Et pendant un cours d’allemand, devant toute la classe et la prof, je l’ai entendu Alain, me dire « Ich liebe dich » Enfin !


Texte de Mistraline :

Elle est fascinante Annabelle.
Elle est portugaise.

En classe nous sommes assises, l’une à côté de l’autre.

Quand la maîtresse nous a demandé ce qu’on voudrait faire plus tard, Annabelle a répondu qu’elle serait star.
Ça nous a tous cloué le bec.
Elle avait dit ça comme  une évidence.
Le pire, c’est que c’est devenu une évidence pour toute la classe.

Il n’y avait qu’à la regarder pour en avoir la preuve : elle avait des cheveux de poupée, longs, bouclés, brillants, du maquillage, de beaux vêtements et même des soutiens-gorge  de dentelles.

Nous autres on ne connaissait que les culottes Petit Bateau, les thermolactyls sous nos chemisiers et les collants en laine qui nous entravaient l’entre cuisses, si bien qu’on passait nos récrés à les remonter entre deux sauts à l’élastique.
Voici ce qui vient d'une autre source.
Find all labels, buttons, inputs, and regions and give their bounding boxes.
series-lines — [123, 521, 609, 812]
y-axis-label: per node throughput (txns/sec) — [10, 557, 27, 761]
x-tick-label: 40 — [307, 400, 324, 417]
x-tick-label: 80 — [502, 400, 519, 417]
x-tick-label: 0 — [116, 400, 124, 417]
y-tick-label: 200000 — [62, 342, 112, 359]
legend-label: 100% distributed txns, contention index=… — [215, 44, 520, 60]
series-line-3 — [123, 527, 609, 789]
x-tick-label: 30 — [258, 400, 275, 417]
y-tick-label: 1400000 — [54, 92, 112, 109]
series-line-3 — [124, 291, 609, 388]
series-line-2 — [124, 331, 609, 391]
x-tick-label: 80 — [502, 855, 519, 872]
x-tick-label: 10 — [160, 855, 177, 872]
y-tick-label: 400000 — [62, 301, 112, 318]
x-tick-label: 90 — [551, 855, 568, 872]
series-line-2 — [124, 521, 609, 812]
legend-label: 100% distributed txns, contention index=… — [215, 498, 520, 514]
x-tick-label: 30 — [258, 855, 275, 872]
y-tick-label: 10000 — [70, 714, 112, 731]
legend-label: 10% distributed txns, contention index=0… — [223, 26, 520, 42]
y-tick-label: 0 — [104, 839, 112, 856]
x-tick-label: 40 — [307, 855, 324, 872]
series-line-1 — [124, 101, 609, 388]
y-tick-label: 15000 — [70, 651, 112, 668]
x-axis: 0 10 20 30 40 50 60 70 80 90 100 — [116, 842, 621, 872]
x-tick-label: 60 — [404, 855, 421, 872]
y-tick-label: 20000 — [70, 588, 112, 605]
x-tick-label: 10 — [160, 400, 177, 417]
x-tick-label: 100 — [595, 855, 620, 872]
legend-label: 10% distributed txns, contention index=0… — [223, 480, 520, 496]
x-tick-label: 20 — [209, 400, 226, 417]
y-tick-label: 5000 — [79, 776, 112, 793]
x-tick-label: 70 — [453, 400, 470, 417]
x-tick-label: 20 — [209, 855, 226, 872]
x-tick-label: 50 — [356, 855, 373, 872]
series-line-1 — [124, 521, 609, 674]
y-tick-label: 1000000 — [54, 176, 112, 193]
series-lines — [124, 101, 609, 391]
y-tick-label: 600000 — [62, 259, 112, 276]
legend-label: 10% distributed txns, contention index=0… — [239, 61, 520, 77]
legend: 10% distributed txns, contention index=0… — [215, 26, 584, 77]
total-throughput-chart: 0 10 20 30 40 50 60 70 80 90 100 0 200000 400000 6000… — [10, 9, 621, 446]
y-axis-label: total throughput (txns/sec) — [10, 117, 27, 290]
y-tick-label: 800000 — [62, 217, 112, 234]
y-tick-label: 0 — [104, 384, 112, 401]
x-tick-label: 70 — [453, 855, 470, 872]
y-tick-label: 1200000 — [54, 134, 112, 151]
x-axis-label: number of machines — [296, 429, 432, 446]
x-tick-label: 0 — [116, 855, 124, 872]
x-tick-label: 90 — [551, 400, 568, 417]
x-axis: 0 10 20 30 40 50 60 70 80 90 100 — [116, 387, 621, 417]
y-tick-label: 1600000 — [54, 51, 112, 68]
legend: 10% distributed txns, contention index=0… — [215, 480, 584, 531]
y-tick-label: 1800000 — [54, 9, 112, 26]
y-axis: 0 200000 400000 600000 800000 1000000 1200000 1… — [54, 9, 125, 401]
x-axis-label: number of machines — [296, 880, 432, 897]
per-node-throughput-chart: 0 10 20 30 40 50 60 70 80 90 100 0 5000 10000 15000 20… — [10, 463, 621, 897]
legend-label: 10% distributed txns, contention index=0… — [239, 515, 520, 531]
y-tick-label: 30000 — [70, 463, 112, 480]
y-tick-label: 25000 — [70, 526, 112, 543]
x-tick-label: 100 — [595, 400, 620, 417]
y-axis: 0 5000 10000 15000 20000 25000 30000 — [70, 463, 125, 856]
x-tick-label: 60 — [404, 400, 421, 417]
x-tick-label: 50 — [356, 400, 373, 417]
Annabelle ne sautait jamais à l’élastique, c’était un truc de gamine. Elle, elle passait ses récrés à prendre des poses avantageuses entre le grand cyprès noir et la cour des garçons.

L’année suivante, nous avions tous grandi. Et l’année d’après encore davantage.

Annabelle elle aussi avait pris de beaux centimètres. C’est juste que les siens se bornaient à l’horizontale, enrobant hanches, cuisses, ventre, fesses de quelques épais centimètres.

Ainsi le sort semblait s’acharner pour mettre en péril son destin tout tracé.

La star en devenir n’excéda jamais le mètre cinquante et n’accéda pas non plus au star system qui a une sainte horreur du centimètre horizontal.